I don't know if any other doctor in the area was as able to "think outside the box" and be more aggressive than he was. He worked with me more as a colleague than a passive patient. He was willing to allow me to go up to 120 mg/day of Nardil if necessary. I hope it's not.

The best way I can describe my experience is to use The Wizard of Oz as a metaphor, provided youve seen it. Of course, the movie starts out in black-and-white. Everything is a drab and dirty gray. The wind kicks up dust from the road. The farm is depressing. Ominous clouds fill the sky and a tornado drops down to the ground in the distance. Without warning, the house is hit by the tornado and is carried upwards into the sky. When the house finally lands abruptly, Dorothy grabs her dog, Toto, and heads for the black-and-white front door. When she opens it, the world explodes in Technicolor.

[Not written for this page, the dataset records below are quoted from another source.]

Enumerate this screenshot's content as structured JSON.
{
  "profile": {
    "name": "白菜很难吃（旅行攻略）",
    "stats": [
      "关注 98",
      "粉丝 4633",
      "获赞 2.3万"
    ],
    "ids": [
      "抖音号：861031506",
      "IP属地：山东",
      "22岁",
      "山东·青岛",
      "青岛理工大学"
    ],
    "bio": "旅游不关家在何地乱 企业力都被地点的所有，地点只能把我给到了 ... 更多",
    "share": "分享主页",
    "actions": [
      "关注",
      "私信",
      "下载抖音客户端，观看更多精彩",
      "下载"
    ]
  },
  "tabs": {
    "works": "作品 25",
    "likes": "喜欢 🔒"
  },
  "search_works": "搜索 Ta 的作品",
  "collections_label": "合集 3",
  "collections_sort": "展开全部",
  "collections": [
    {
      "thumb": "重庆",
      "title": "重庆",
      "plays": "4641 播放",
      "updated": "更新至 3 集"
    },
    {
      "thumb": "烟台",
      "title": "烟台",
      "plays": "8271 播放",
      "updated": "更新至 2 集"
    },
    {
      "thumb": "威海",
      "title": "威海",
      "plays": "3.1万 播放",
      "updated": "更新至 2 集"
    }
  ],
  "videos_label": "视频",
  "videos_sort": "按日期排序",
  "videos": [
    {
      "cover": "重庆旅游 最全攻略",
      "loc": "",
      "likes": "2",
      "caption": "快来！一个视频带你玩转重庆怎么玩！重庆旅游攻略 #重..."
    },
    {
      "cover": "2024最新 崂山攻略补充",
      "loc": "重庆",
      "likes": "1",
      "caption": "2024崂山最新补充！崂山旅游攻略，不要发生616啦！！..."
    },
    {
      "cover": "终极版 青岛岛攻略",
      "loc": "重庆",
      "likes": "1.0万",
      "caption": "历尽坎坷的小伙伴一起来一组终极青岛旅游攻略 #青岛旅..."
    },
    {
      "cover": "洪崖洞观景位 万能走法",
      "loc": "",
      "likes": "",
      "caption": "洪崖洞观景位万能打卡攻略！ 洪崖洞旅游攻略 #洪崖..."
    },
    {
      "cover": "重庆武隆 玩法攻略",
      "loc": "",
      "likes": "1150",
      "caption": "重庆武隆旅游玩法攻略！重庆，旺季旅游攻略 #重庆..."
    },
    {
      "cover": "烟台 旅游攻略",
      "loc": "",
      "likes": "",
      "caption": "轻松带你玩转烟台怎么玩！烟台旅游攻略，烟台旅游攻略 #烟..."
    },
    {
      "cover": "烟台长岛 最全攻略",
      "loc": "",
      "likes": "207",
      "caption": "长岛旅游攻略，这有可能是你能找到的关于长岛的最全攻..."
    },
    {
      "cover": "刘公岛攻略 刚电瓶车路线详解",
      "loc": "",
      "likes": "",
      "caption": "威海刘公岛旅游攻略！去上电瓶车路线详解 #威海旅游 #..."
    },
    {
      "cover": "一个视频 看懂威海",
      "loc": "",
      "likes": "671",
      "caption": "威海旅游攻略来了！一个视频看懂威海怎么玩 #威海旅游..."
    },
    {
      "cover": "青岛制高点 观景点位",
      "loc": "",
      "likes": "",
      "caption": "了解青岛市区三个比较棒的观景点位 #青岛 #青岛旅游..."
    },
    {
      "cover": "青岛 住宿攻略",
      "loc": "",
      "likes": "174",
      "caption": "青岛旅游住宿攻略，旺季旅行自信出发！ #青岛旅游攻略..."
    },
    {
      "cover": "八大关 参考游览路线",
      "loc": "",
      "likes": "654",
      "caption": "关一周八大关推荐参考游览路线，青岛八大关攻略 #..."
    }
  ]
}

I feel that this is a very important way that we should all conceptualize our psychobiological illnesses:

While we are ill, we live in an ALTERED STATE OF CONSCIOUSNESS. Nothing short of this is an adequate description.

- Scott

Some see things as they are and ask why.
I dream of things that never were and ask why not.

The only thing necessary for the triumph of evil is that good men do nothing.